Wine 1: Trimbach Reserve Muscat 2014 (Wine Society £12.50) A wine that shows more its subtleties rather than the more contemporary styles of wines these days (big, brash and heady etc.). A wine that, we felt, was a more toned down style of Muscat. Subtle hints of elderflower, honeysuckles, but with a beautiful vibrancy.
Wine 2: Leon Beyer Gewurztraminer 2014 (Wine Society £13.50) Following a similar theme to wine number one. The 2014 Gewurz focused more on the elegant side of the variety. A much more restrained style, still showcasing the typical flavours of lychee, tropical fruits and spicy aromatics. A good backbone of acidity was present, lifting the wine, giving a mouth- watering finish. A welcomed change personally, after having experienced some rather forward, new world styled of Gewurztraminer.
Wine 3: Spy Valley Sauvignon Blanc 2016 (Wine Society £9.95) This wine was textbook Kiwi Sauvignon. Unashamedly bold and heady in style, smacking your senses with the classic crab apple, gooseberry, citrus and nettles that so many people have come to love (or hate) about Kiwi Sauvignon. Well balanced on the palate, striking a fine line between acidity and fruit, with a good long finish.

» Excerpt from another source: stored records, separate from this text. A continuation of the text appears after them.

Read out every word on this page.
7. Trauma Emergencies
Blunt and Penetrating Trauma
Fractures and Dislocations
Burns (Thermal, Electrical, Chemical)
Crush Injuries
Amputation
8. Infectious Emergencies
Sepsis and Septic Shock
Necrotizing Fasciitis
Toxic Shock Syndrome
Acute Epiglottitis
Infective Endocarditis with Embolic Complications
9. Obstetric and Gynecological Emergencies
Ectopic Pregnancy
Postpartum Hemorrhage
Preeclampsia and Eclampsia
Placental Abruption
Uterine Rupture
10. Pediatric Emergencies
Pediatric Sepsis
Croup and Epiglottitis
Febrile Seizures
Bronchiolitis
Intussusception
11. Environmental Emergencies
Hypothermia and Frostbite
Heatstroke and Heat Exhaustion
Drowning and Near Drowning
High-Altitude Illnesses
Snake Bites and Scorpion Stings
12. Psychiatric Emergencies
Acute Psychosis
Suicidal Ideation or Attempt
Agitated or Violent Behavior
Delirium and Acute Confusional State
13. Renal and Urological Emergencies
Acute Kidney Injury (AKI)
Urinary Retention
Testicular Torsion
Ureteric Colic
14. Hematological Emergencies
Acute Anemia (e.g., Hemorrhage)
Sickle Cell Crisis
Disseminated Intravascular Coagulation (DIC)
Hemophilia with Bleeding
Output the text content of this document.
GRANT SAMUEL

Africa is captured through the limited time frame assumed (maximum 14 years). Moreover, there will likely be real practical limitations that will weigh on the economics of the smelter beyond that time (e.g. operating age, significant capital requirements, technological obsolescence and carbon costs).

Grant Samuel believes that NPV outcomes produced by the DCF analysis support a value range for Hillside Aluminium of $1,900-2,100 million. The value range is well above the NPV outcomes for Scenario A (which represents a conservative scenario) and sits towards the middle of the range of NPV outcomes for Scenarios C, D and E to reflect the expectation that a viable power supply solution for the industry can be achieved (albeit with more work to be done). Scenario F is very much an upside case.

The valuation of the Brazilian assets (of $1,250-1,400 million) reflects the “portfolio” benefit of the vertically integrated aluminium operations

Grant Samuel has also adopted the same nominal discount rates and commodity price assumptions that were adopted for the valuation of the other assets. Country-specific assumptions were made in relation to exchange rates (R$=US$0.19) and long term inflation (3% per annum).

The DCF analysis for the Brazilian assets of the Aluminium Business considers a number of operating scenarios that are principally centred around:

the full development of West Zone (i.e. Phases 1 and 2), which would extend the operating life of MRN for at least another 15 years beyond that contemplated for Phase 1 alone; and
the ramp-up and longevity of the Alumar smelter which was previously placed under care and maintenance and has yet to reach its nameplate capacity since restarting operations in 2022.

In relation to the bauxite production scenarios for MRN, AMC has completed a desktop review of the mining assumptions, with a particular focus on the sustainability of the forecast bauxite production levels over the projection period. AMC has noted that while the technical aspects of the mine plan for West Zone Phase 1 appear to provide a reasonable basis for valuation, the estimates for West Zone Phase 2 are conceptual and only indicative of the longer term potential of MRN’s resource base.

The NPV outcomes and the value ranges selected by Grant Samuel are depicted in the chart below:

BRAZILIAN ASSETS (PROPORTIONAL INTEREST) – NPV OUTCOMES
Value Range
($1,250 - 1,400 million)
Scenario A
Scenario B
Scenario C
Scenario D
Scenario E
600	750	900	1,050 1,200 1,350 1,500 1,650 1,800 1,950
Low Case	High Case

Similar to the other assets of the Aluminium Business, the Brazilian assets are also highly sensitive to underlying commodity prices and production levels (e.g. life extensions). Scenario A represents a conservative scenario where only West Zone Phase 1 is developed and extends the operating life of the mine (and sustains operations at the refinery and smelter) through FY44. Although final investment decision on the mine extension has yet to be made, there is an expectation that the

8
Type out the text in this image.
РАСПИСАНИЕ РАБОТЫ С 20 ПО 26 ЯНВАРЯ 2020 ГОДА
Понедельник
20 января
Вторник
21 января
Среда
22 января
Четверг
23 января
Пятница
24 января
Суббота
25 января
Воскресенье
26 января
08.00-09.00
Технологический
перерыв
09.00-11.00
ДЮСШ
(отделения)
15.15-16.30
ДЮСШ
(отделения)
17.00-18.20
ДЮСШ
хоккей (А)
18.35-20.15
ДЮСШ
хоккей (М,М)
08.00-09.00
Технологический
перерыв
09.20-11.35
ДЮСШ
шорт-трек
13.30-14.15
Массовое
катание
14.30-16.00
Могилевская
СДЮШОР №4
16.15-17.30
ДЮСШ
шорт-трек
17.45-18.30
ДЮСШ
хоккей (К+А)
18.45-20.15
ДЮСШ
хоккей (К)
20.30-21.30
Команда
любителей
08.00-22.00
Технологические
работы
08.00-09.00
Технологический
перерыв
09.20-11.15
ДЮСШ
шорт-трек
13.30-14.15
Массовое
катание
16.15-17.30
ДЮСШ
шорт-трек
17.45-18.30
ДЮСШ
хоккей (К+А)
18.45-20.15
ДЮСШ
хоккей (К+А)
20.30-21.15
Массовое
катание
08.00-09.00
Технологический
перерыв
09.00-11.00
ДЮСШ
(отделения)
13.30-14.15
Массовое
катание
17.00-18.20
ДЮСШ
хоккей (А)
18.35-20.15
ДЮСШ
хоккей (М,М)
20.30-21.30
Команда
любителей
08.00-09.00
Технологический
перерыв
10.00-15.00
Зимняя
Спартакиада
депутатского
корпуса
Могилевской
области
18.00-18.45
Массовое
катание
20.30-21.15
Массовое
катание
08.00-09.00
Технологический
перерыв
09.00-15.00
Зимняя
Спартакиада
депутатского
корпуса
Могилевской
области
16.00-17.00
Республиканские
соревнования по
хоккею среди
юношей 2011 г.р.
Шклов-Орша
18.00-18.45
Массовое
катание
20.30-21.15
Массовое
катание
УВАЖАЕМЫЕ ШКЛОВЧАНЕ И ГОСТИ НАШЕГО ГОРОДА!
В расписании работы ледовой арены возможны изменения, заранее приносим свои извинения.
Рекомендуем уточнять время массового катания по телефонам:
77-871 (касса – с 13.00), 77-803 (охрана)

Wine 4: Peter Lehmann Masters Wigan Riesling 2010 (Noel Young Wines £14.99) A personal favourite of mine out of the whites on the night. A Riesling that really showcases just how beautifully lean, slatey and mineral-like Riesling can be from some of the New World regions.To me, it’s like licking a piece of clean slate that’s been sprinkled with salt and lime, with a residual sweetness thrown in too. (JH adds -for the group, mixed feelings on the night, the characteristic slight petrol tang on the nose is not to everyone’s liking, but it does demarcate a Riesling)
Wine 5: Martinborough Te Tera Pinot Noir 2013 (Wine Society £13.50) One of the most discussed wines of the night, alongside the Merlot that followed it. Traditional aromas of Morello Cherry with layers of dark forest fruit, with a vibrancy and elegance that Pinotphiles search for so eagerly. The palate had great body, texture and a warmth that threw some of us off the idea that this was a Pinot, and leaned more towards a Merlot. (PERSONAL NOTE: Good pinot, if a tad on the expensive side, at least at Majestic ( £14.99-£16.99). There are some good solid expressions of Pinot from Hawke’s Bay that are in the £10-£12 bracket).
Wine 6: Peltier Ranch Lodi Merlot 2014 (Wine Society £6.50) Interesting wine. Confused initially as a Pinot, due to a distinct lack of warmth, body and smoothness that you typically find in Merlot. Subjective as this all may be, the Merlot was a slight disappointment, even if the £6.50 price is reasonable. Clean, light and straightforward. (JH adds – personally not a Merlot fan, but this one did not have the plummy-ness that I dislike – very inexpenxive for a Californian Merlot)
Wine 7: L’Olibet ‘Saint Martin’ Cabernet Sauvignon, Pays d’Oc (Noel Young Wines £7.99) The Grenache from these guys is one of my all-time favourite ‘every day’ reds. The Cabernet was a good, modern style of the Variety. Typically in the past, Cabernets have been seen to be stringent, grippy, with dark savoury fruit, and this is a variety that needs plenty of time to open up. However this was catering more to the modern palate, juicy, warming dark fruit. Still with its dark plummy fruit, savouriness and a subtle hint of star anise. Also if you looked close enough, after getting some air through the juice, there was a sinuous backbone of grip there. I wouldn’t say this wine was particularly representative of Cabernet, but I’d say this a good introduction for people who previously never got on well with Cabernet (like myself). (JH adds – I found this disappointing – it lacked the blackcurrant tang and touch of austerity I was expecting – young vines almost certainly – maybe to be expected at this price point)
Wine 8: Magpie Estate ‘The Black Craft’ Shiraz, Barossa Valley, Australia (Noel Young Wines £11.49) The star of the reds and the star overall of the night. Barossa is home to some of the best Shiraz in the world. Magpie Estate is brilliant at sourcing wines from Australia’s most famous regions, whilst offering them at a price point that you haven’t seen for many years. The Shiraz was unashamedly Aussy in style. Big, bold, ripe fruit with cherries, plums with red and black berry fruits. But the true sign of a good wine, is how it feels and finishes. Some reds can feel jammy and chewy… stewed almost, and finish rather harshly due to high extraction and alcohol. This is a beautifully crafted wine that keeps on giving without weighing you down.
Many thanks to Max Jewell for these notes!